Was ist eigentlich das Ziel von einem erfolg­reichen Inno­va­ti­ons­workshop. Wie viele Orga­ni­sa­tionen haben auch die Verant­wort­lichen der TüTo sich als Ziel gesteckt, möglichst viele inno­vative Ideen zu finden. Das Ergebnis wäre also eine Liste mit Ideen.

Die zwei Haupt­per­sonen unserer Geschichte erkannten in ihren Gesprächen, dass erfolg­reiche Inno­va­ti­ons­work­shops einen Schritt weiter gehen.
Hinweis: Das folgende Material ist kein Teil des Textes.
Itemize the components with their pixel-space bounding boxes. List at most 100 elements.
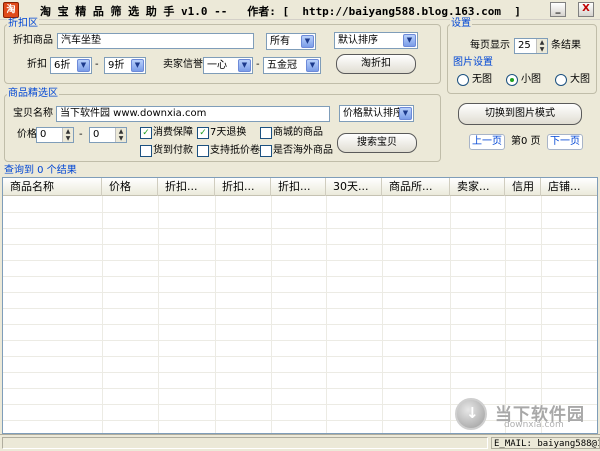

Sie haben das erklärte Ziel, eine fest­ge­legte Anzahl an Projekt­vor­schlägen zu liefern. Vorschläge für Entwick­lungs- und Inno­va­ti­ons­pro­jekte, die eine vorbe­reitete Liste von Fragen beant­worten. Das sind Fragen wie:

  • Wie beschreiben wir die Idee, hinrei­chend voll­ständig und anschaulich?
  • Welche Vorteile hat das Unter­nehmen durch die Innovation?
  • Welche Nutzer oder Kunden werden besonders von ihr profitieren?
  • Unter welchen Umständen? Im Vergleich zu welchen Alternativen?
  • Was könnte dem Projekt und dem Markt­erfolg im Wege stehen?
  • Wie können wir wichtige Inter­es­sen­gruppen für die Idee begeistern?
  • Was sind die nächsten Schritte, die schon in den folgenden Tagen gegangen werden sollten?

Damit hätten wir auch unseren fünften Tipp für erfolg­reiche Innovationsworkshops:

Tipp 5: Schließe den Innovationsworkshop ab mit der Bewertung und Priorisierung der gefundenen Ideen und der Entwicklung der Top-Ideen zu strukturierten Vorschlägen für Innovationsprojekte.